[vox-tech] C - passing chars and pointer to chars

[Jeffrey J. Nonken]

On Fri, 2 Jun 2006 11:31:43 -0400
p at dirac.org (Peter Jay Salzman) wrote:

> What I'm getting at is this.  Because all the chars have the same
> width, it doesn't matter WHAT kind of pointer you pass in to a
> function: char, signed char, or unsigned char.  Pointer arithmetic
> just works, and it works because they all have the same width.
> 
> On the other hand, the data is what gets mangled if you don't use the
> correct type:
> 
>    char c = 255;
>    printf("%d", c);
> 
> prints, as expected, -1.  Not 255.
> 
> So it seems to me that if the compiler complains about anything, it
> should complain about passing a different type of char, not a
> different type of char *.

unsigned char c = 255;
signed int i;
signed int j;

signed int someFunction(char * nativeChar)
{
	return(&nativeChar);
}


i = someFunction(*c);
j = c;


(I'm extremely rusty on my c pointer syntax and don't have a book handy,
I'm trying to pass a pointer to "c" and return "c" converted to signed 
integer.

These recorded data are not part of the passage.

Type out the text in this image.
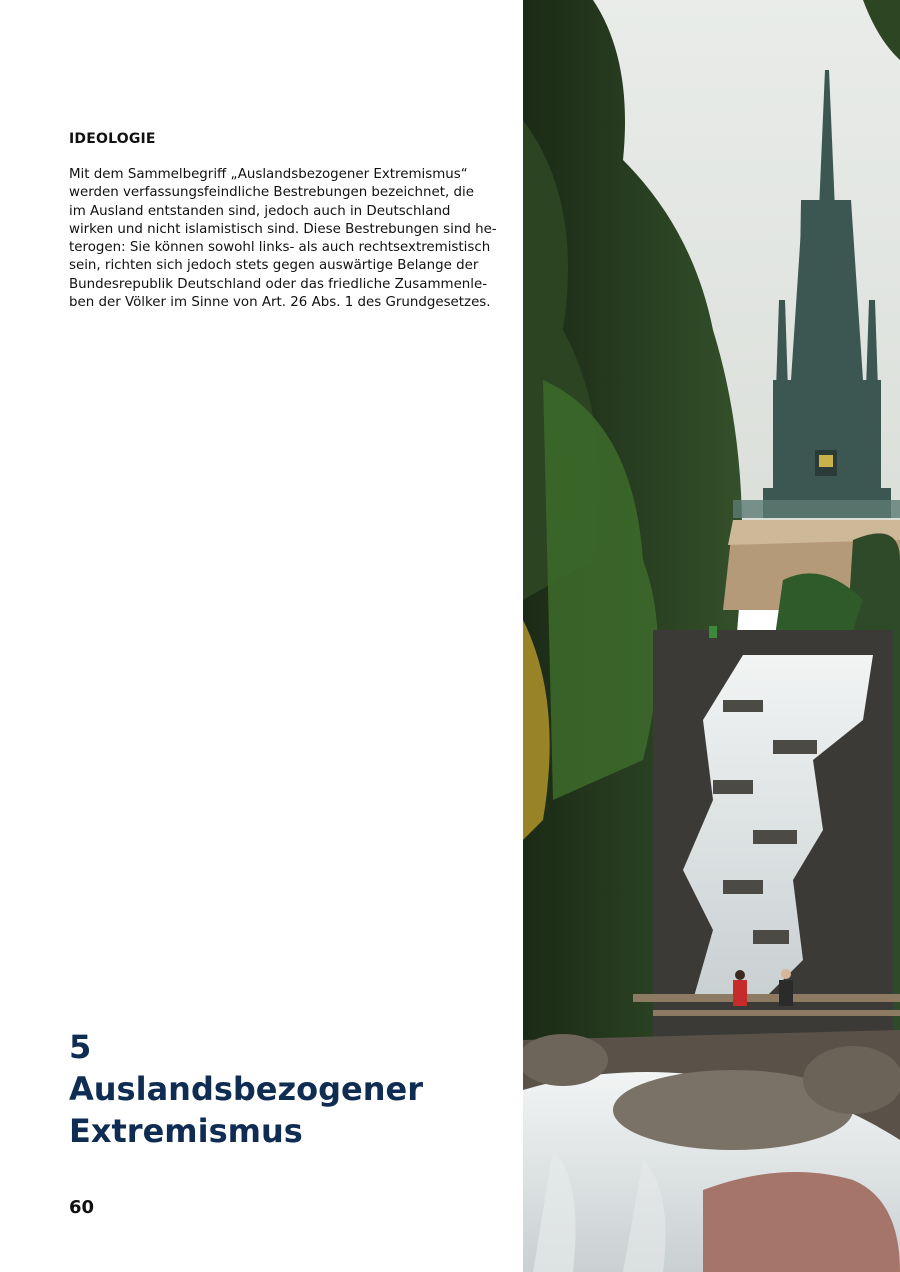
IDEOLOGIE

Mit dem Sammelbegriff „Auslandsbezogener Extremismus“
werden verfassungsfeindliche Bestrebungen bezeichnet, die
im Ausland entstanden sind, jedoch auch in Deutschland
wirken und nicht islamistisch sind. Diese Bestrebungen sind he-
terogen: Sie können sowohl links- als auch rechtsextremistisch
sein, richten sich jedoch stets gegen auswärtige Belange der
Bundesrepublik Deutschland oder das friedliche Zusammenle-
ben der Völker im Sinne von Art. 26 Abs. 1 des Grundgesetzes.

5
Auslandsbezogener
Extremismus
60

I hope I didn't screw that up too badly.) Assume for the
moment the compilers don't complain about the different pointer types.

Compiler #1 treats native char type as unsigned.
Compiler #2 treats native char type as signed.

When you switch from compiler #1 to compiler #2:
What happens to the value of i?
What happens to the value of j?